Text processing, modeling and prediction for text typing.

About the author:

Pierre Baudin

Data analyst for product quality assurance in China.

Project Background

Typing on mobile devices is becoming mainstream for all sort of activities. To improve efficiency and reduce the time spent on typing an algorithm can be used and help predict the next word or group of words from the existing text.

The application developped includes the following elements:

  • Input text from user
  • Live processing of the input and live prediction of the next word(s)
  • Presentation to the user of four different options based on the n-gram model used.

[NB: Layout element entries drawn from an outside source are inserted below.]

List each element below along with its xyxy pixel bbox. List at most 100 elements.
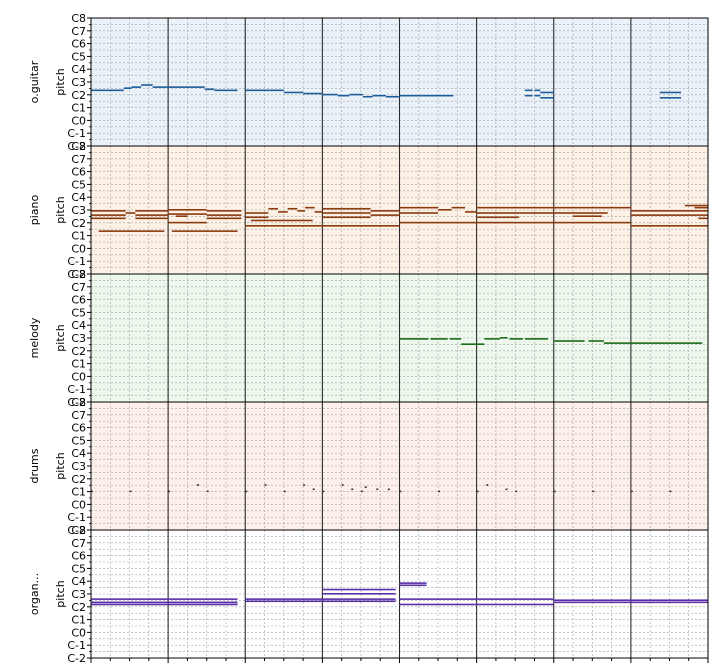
track-name-label: o.guitar [28, 60, 41, 103]
y-tick-label: C2 [71, 89, 86, 102]
note-piano [278, 211, 288, 213]
note-melody [509, 338, 523, 340]
track-name-label: piano [28, 194, 41, 225]
note-drums [399, 490, 402, 493]
y-tick-label: C-1 [67, 511, 86, 524]
y-tick-label: C1 [71, 358, 86, 371]
note-piano [168, 221, 207, 224]
note-piano [175, 215, 188, 217]
note-drums [341, 484, 344, 486]
note-oguitar [245, 89, 284, 92]
note-melody [499, 337, 508, 339]
y-tick-label: C0 [71, 370, 86, 383]
note-piano [168, 209, 207, 211]
note-drums [264, 484, 267, 486]
y-tick-label: C7 [71, 409, 86, 422]
y-tick-label: C-2 [67, 268, 86, 281]
y-tick-label: C2 [71, 601, 86, 614]
note-melody [484, 338, 500, 340]
note-piano [314, 211, 323, 213]
note-organ [91, 601, 238, 604]
y-tick-label: C5 [71, 178, 86, 191]
y-tick-label: C0 [71, 626, 86, 639]
y-tick-label: C3 [71, 588, 86, 601]
note-piano [171, 230, 238, 232]
note-oguitar [659, 97, 682, 99]
note-piano [251, 219, 313, 222]
note-piano [370, 210, 400, 212]
y-tick-label: C7 [71, 537, 86, 550]
note-piano [245, 216, 269, 219]
y-tick-label: C-1 [67, 255, 86, 268]
note-drums [303, 484, 306, 486]
note-oguitar [214, 89, 238, 92]
note-piano [322, 207, 371, 210]
note-drums [592, 490, 595, 493]
y-axis-label: pitch [54, 580, 67, 607]
note-drums [364, 486, 367, 488]
note-piano [694, 206, 708, 209]
y-tick-label: C8 [71, 12, 86, 25]
note-oguitar [534, 94, 541, 97]
note-piano [91, 210, 126, 212]
y-tick-label: C4 [71, 575, 86, 588]
y-tick-label: C4 [71, 191, 86, 204]
note-piano [553, 212, 608, 214]
y-tick-label: C-1 [67, 127, 86, 140]
y-tick-label: C5 [71, 562, 86, 575]
note-piano [684, 204, 708, 207]
note-organ [399, 603, 554, 606]
note-piano [476, 216, 520, 219]
y-tick-label: C7 [71, 25, 86, 38]
y-tick-label: C8 [71, 140, 86, 153]
note-organ [245, 600, 396, 603]
note-piano [630, 214, 708, 216]
note-piano [630, 210, 708, 212]
y-tick-label: C6 [71, 166, 86, 179]
note-piano [399, 212, 439, 214]
note-piano [245, 225, 323, 227]
y-tick-label: C1 [71, 614, 86, 627]
note-piano [91, 214, 126, 216]
y-tick-label: C2 [71, 345, 86, 358]
note-piano [98, 230, 165, 232]
note-oguitar [283, 91, 304, 94]
y-tick-label: C7 [71, 281, 86, 294]
note-organ [91, 598, 238, 600]
note-melody [449, 338, 462, 340]
y-tick-label: C6 [71, 294, 86, 307]
note-drums [168, 490, 171, 493]
note-melody [617, 342, 703, 344]
note-piano [698, 217, 708, 220]
track-name-label: melody [28, 317, 41, 358]
note-drums [515, 490, 518, 493]
y-tick-label: C3 [71, 332, 86, 345]
note-piano [370, 214, 400, 216]
y-tick-label: C5 [71, 434, 86, 447]
note-oguitar [399, 94, 423, 97]
note-oguitar [386, 95, 400, 98]
note-drums [553, 490, 556, 493]
y-tick-label: C8 [71, 524, 86, 537]
note-organ [399, 582, 427, 584]
note-melody [430, 338, 448, 340]
note-oguitar [540, 91, 554, 94]
y-tick-label: C8 [71, 268, 86, 281]
note-drums [438, 490, 440, 493]
note-drums [283, 490, 286, 493]
note-melody [553, 340, 585, 342]
note-drums [360, 490, 363, 493]
note-oguitar [422, 94, 454, 97]
note-organ [399, 584, 427, 587]
y-tick-label: C4 [71, 447, 86, 460]
note-piano [245, 212, 269, 214]
y-tick-label: C0 [71, 114, 86, 127]
note-piano [91, 217, 126, 220]
y-tick-label: C4 [71, 319, 86, 332]
note-piano [465, 211, 477, 213]
note-piano [451, 206, 466, 209]
y-tick-label: C3 [71, 76, 86, 89]
note-oguitar [372, 94, 387, 97]
note-drums [630, 490, 633, 493]
note-piano [630, 225, 708, 227]
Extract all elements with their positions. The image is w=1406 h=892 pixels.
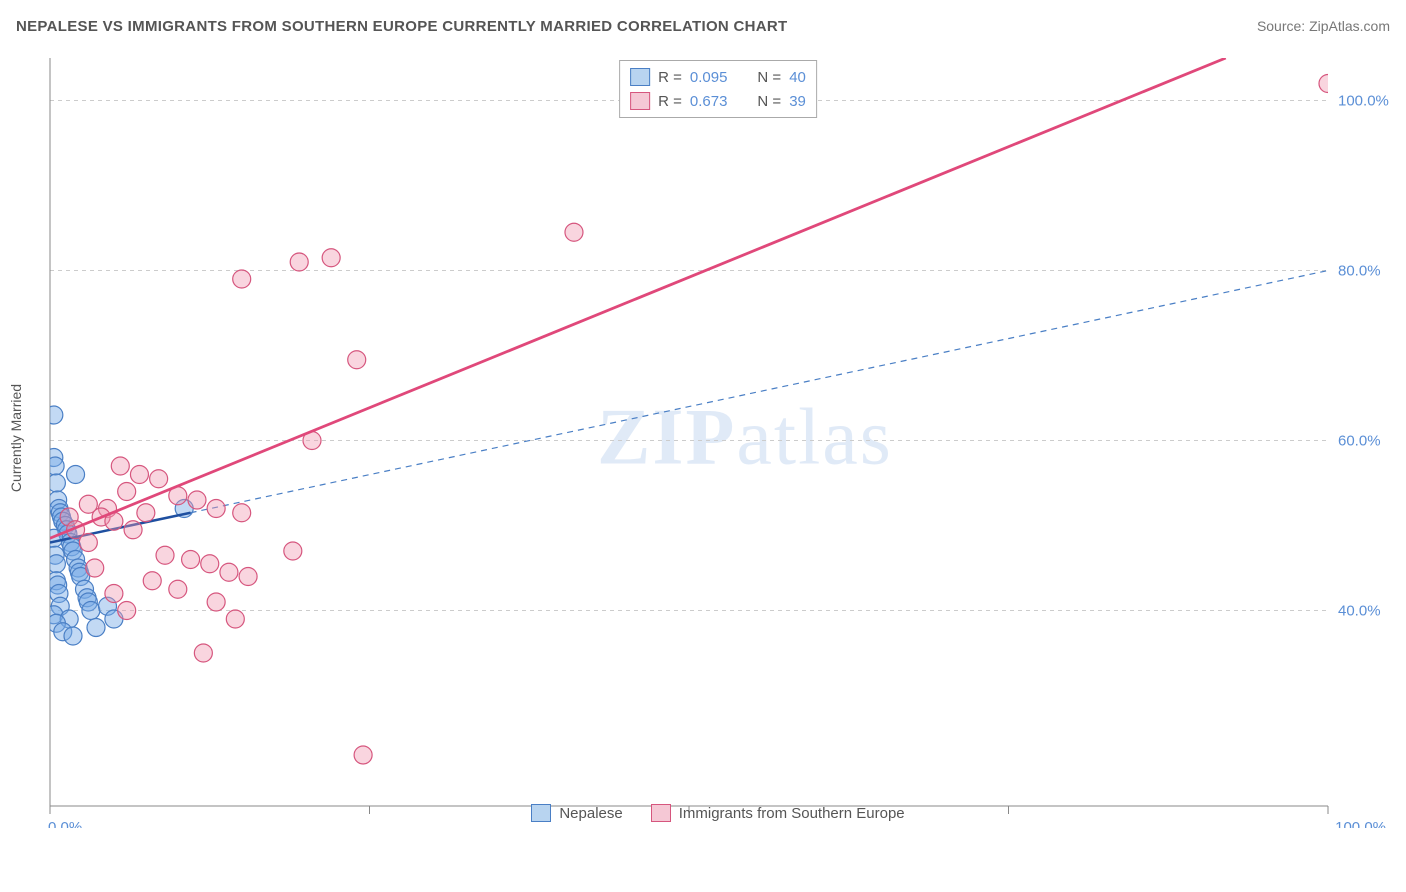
- y-tick-label: 80.0%: [1338, 263, 1381, 280]
- data-point: [118, 483, 136, 501]
- chart-container: Currently Married ZIPatlas 40.0%60.0%80.…: [44, 48, 1392, 828]
- data-point: [46, 457, 64, 475]
- legend-n-label: N =: [757, 93, 781, 110]
- data-point: [220, 563, 238, 581]
- legend-r-value: 0.673: [690, 93, 728, 110]
- data-point: [82, 602, 100, 620]
- y-tick-label: 40.0%: [1338, 603, 1381, 620]
- legend-r-label: R =: [658, 69, 682, 86]
- data-point: [1319, 75, 1337, 93]
- data-point: [194, 644, 212, 662]
- data-point: [233, 504, 251, 522]
- trend-line-extension: [191, 271, 1328, 513]
- legend-r-label: R =: [658, 93, 682, 110]
- data-point: [207, 593, 225, 611]
- data-point: [322, 249, 340, 267]
- y-tick-label: 100.0%: [1338, 93, 1389, 110]
- source-attribution: Source: ZipAtlas.com: [1257, 18, 1390, 34]
- data-point: [111, 457, 129, 475]
- legend-swatch: [651, 804, 671, 822]
- data-point: [87, 619, 105, 637]
- series-legend: Nepalese Immigrants from Southern Europe: [44, 804, 1392, 822]
- legend-row: R = 0.095 N = 40: [630, 65, 806, 89]
- legend-item: Nepalese: [531, 804, 622, 822]
- data-point: [143, 572, 161, 590]
- data-point: [226, 610, 244, 628]
- data-point: [130, 466, 148, 484]
- data-point: [118, 602, 136, 620]
- data-point: [45, 406, 63, 424]
- trend-line: [50, 58, 1226, 538]
- data-point: [233, 270, 251, 288]
- chart-title: NEPALESE VS IMMIGRANTS FROM SOUTHERN EUR…: [16, 18, 788, 35]
- data-point: [169, 580, 187, 598]
- data-point: [64, 627, 82, 645]
- data-point: [565, 223, 583, 241]
- data-point: [67, 466, 85, 484]
- legend-swatch: [531, 804, 551, 822]
- data-point: [105, 585, 123, 603]
- data-point: [201, 555, 219, 573]
- data-point: [290, 253, 308, 271]
- legend-label: Immigrants from Southern Europe: [679, 805, 905, 822]
- data-point: [182, 551, 200, 569]
- correlation-legend: R = 0.095 N = 40 R = 0.673 N = 39: [619, 60, 817, 118]
- data-point: [156, 546, 174, 564]
- legend-n-value: 40: [789, 69, 806, 86]
- y-axis-label: Currently Married: [8, 384, 24, 492]
- data-point: [354, 746, 372, 764]
- data-point: [150, 470, 168, 488]
- legend-n-label: N =: [757, 69, 781, 86]
- data-point: [86, 559, 104, 577]
- data-point: [284, 542, 302, 560]
- legend-swatch: [630, 68, 650, 86]
- data-point: [239, 568, 257, 586]
- data-point: [207, 500, 225, 518]
- data-point: [45, 529, 63, 547]
- data-point: [348, 351, 366, 369]
- data-point: [137, 504, 155, 522]
- data-point: [124, 521, 142, 539]
- legend-r-value: 0.095: [690, 69, 728, 86]
- y-tick-label: 60.0%: [1338, 433, 1381, 450]
- scatter-chart: 40.0%60.0%80.0%100.0%0.0%100.0%: [44, 48, 1392, 828]
- legend-swatch: [630, 92, 650, 110]
- legend-label: Nepalese: [559, 805, 622, 822]
- data-point: [188, 491, 206, 509]
- chart-header: NEPALESE VS IMMIGRANTS FROM SOUTHERN EUR…: [16, 18, 1390, 35]
- legend-row: R = 0.673 N = 39: [630, 89, 806, 113]
- legend-n-value: 39: [789, 93, 806, 110]
- data-point: [47, 555, 65, 573]
- data-point: [79, 534, 97, 552]
- legend-item: Immigrants from Southern Europe: [651, 804, 905, 822]
- data-point: [47, 474, 65, 492]
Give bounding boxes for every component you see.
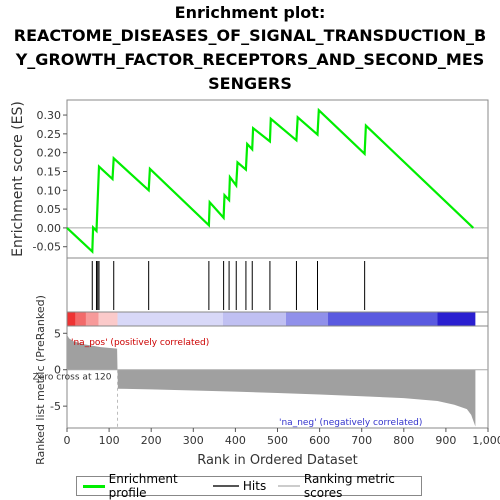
legend-swatch-profile [83, 484, 105, 488]
legend: Enrichment profile Hits Ranking metric s… [76, 472, 422, 500]
legend-swatch-ranking [278, 485, 300, 487]
es-ytick-label: 0.00 [37, 222, 62, 235]
xtick-label: 1,000 [472, 434, 500, 447]
xtick-label: 400 [225, 434, 246, 447]
rank-color-segment [98, 312, 118, 326]
legend-label-profile: Enrichment profile [108, 472, 178, 500]
legend-item-ranking-metric: Ranking metric scores [278, 472, 415, 500]
metric-ytick-label: 0 [54, 364, 61, 377]
xtick-label: 200 [141, 434, 162, 447]
legend-swatch-hits [212, 485, 239, 487]
rank-color-segment [67, 312, 76, 326]
xtick-label: 600 [309, 434, 330, 447]
legend-label-ranking: Ranking metric scores [303, 472, 395, 500]
es-ytick-label: 0.05 [37, 203, 62, 216]
rank-color-segment [328, 312, 438, 326]
xtick-label: 700 [351, 434, 372, 447]
enrichment-profile-line [66, 107, 475, 255]
neg-correlated-label: 'na_neg' (negatively correlated) [279, 418, 422, 428]
metric-y-axis-label: Ranked list metric (PreRanked) [34, 295, 47, 465]
es-y-axis-label: Enrichment score (ES) [10, 101, 26, 257]
xtick-label: 300 [183, 434, 204, 447]
hits-panel-frame [66, 257, 489, 313]
xtick-label: 100 [99, 434, 120, 447]
plot-title-line-4: SENGERS [208, 74, 292, 93]
x-axis-label: Rank in Ordered Dataset [197, 453, 358, 468]
legend-item-enrichment-profile: Enrichment profile [83, 472, 201, 500]
xtick-label: 500 [267, 434, 288, 447]
pos-correlated-label: 'na_pos' (positively correlated) [71, 338, 209, 348]
es-ytick-label: 0.15 [37, 165, 62, 178]
zero-cross-label: Zero cross at 120 [33, 373, 112, 383]
es-ytick-label: 0.25 [37, 128, 62, 141]
legend-item-hits: Hits [212, 479, 267, 493]
rank-color-segment [222, 312, 286, 326]
rank-color-segment [85, 312, 99, 326]
xtick-label: 800 [393, 434, 414, 447]
metric-ytick-label: -5 [50, 400, 61, 413]
plot-title-line-1: Enrichment plot: [174, 3, 326, 22]
es-ytick-label: -0.05 [33, 241, 61, 254]
metric-ytick-label: 5 [54, 327, 61, 340]
legend-label-hits: Hits [242, 479, 267, 493]
ranked-metric-area [67, 334, 476, 427]
es-ytick-label: 0.30 [37, 109, 62, 122]
rank-color-segment [285, 312, 329, 326]
rank-color-segment [117, 312, 223, 326]
xtick-label: 900 [435, 434, 456, 447]
xtick-label: 0 [64, 434, 71, 447]
es-ytick-label: 0.20 [37, 147, 62, 160]
rank-color-segment [437, 312, 476, 326]
es-ytick-label: 0.10 [37, 184, 62, 197]
plot-title-line-3: Y_GROWTH_FACTOR_RECEPTORS_AND_SECOND_MES [15, 50, 485, 69]
plot-title-line-2: REACTOME_DISEASES_OF_SIGNAL_TRANSDUCTION… [13, 26, 487, 45]
rank-color-segment [75, 312, 86, 326]
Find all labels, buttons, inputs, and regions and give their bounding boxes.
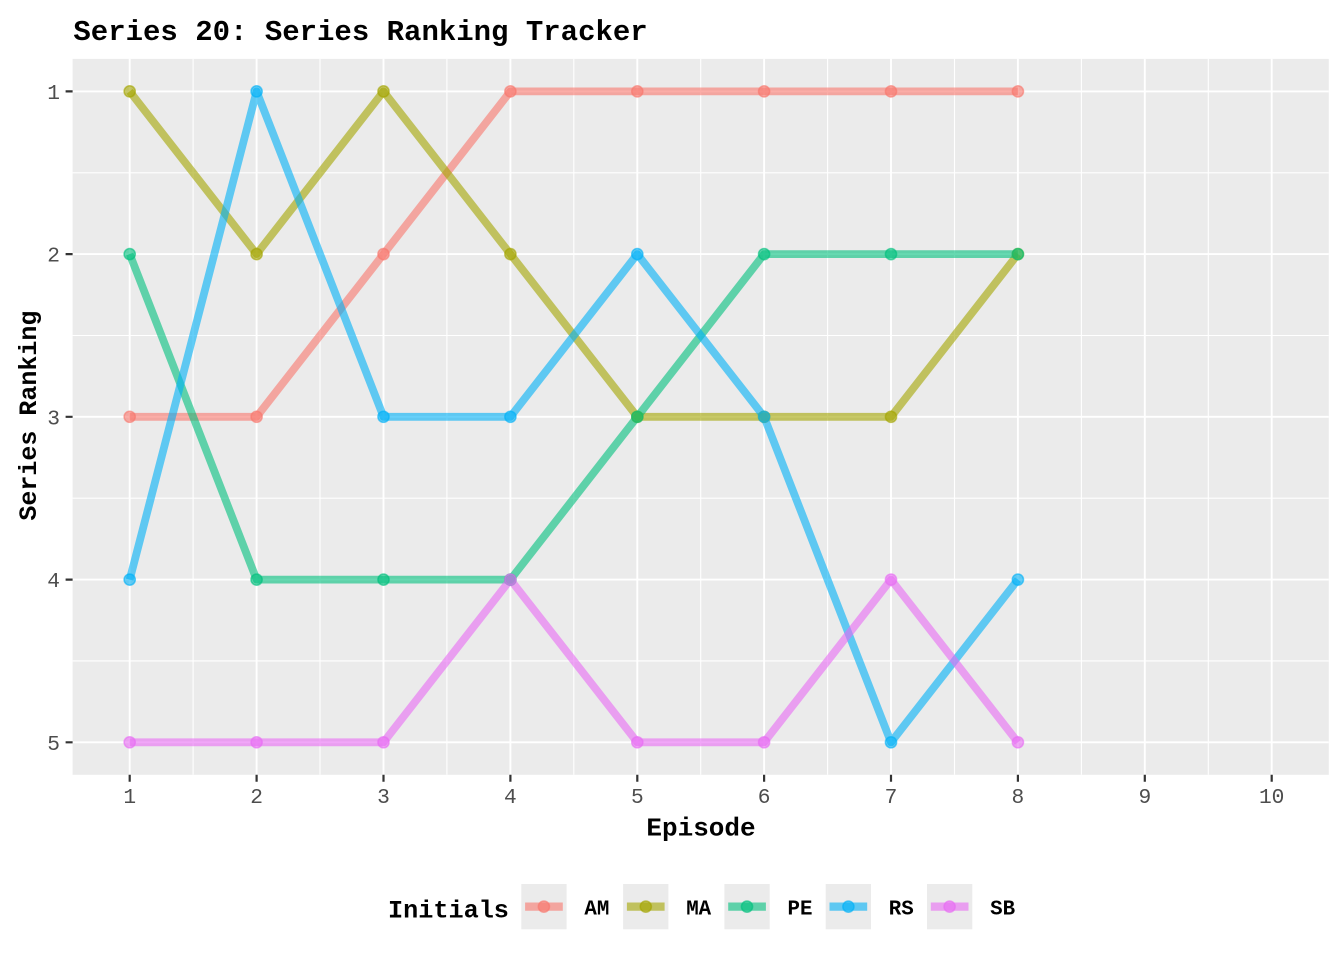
svg-text:2: 2 [250, 786, 263, 810]
svg-text:3: 3 [47, 407, 60, 431]
svg-text:SB: SB [990, 898, 1015, 921]
svg-text:AM: AM [584, 898, 609, 921]
svg-text:1: 1 [123, 786, 136, 810]
svg-text:5: 5 [47, 733, 60, 757]
svg-text:6: 6 [758, 786, 771, 810]
svg-text:Series 20: Series Ranking Trac: Series 20: Series Ranking Tracker [73, 16, 647, 49]
svg-text:4: 4 [504, 786, 517, 810]
svg-text:4: 4 [47, 570, 60, 594]
svg-text:RS: RS [889, 898, 914, 921]
svg-text:Series Ranking: Series Ranking [15, 311, 44, 521]
svg-text:Episode: Episode [646, 813, 755, 843]
svg-text:7: 7 [885, 786, 898, 810]
svg-text:Initials: Initials [388, 896, 509, 925]
svg-text:3: 3 [377, 786, 390, 810]
svg-text:8: 8 [1012, 786, 1025, 810]
svg-text:PE: PE [788, 898, 813, 921]
svg-text:2: 2 [47, 245, 60, 269]
svg-text:10: 10 [1259, 786, 1284, 810]
svg-text:MA: MA [686, 898, 711, 921]
svg-text:5: 5 [631, 786, 644, 810]
svg-text:9: 9 [1138, 786, 1151, 810]
svg-text:1: 1 [47, 82, 60, 106]
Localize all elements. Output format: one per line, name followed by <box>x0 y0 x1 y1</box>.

Data Processing and Prediction Model

  • Data Processing for the model construction

The raw data consists of lines of text sampled from news articles, blogs and twitter. Data are cleaned up to remove numbers, punctuations, white space… Following this step, a n-gram model is applied on the clean dataset and output the n-gram string with a frequency. For this application, 2-gram, 3-gram, 4-gram and 5-gram models are computed.

  • Prediction Model operation

The prediction model uses the n-gram dataset to compare the user input with the available string in the n-gram dataset. The highest frequency found that correspond to the user input is returned. For more than one word input, the prediction model look for every instance of the input combination in the n-gram dataset and returns the best match based on the highest frequency.

  • Live User Data Processing operation

The user text input is regularly scanned and processed by the R server to feed clean characters and words to the prediction algorithm

  • Live prediction operation

The clean user text is fed to the prediction model and four options are returned based on the four n-gram dataset available.

Application Presentation

Capture of the app outlook

To use the app, simply enter your text in the input box.

Prediction will automatically appear in the table below.

Discussion

  • Architecture:

The app operation and prediction algorithm rely on a prepared dataset to produce the prediction. Improvement on this part could be to only use the most used expression with a cut-off ratio and use the actual user input to learn the unique user language and structure. This would propose a tailored prediction based on previous input.

  • Limitations:

The prediction presented in this app can seem limited. This is due to the limited computing power in the processing of the n-gram model. Improvement on this part can be done to ensure significant word coverage by determining the optimum raw dataset size.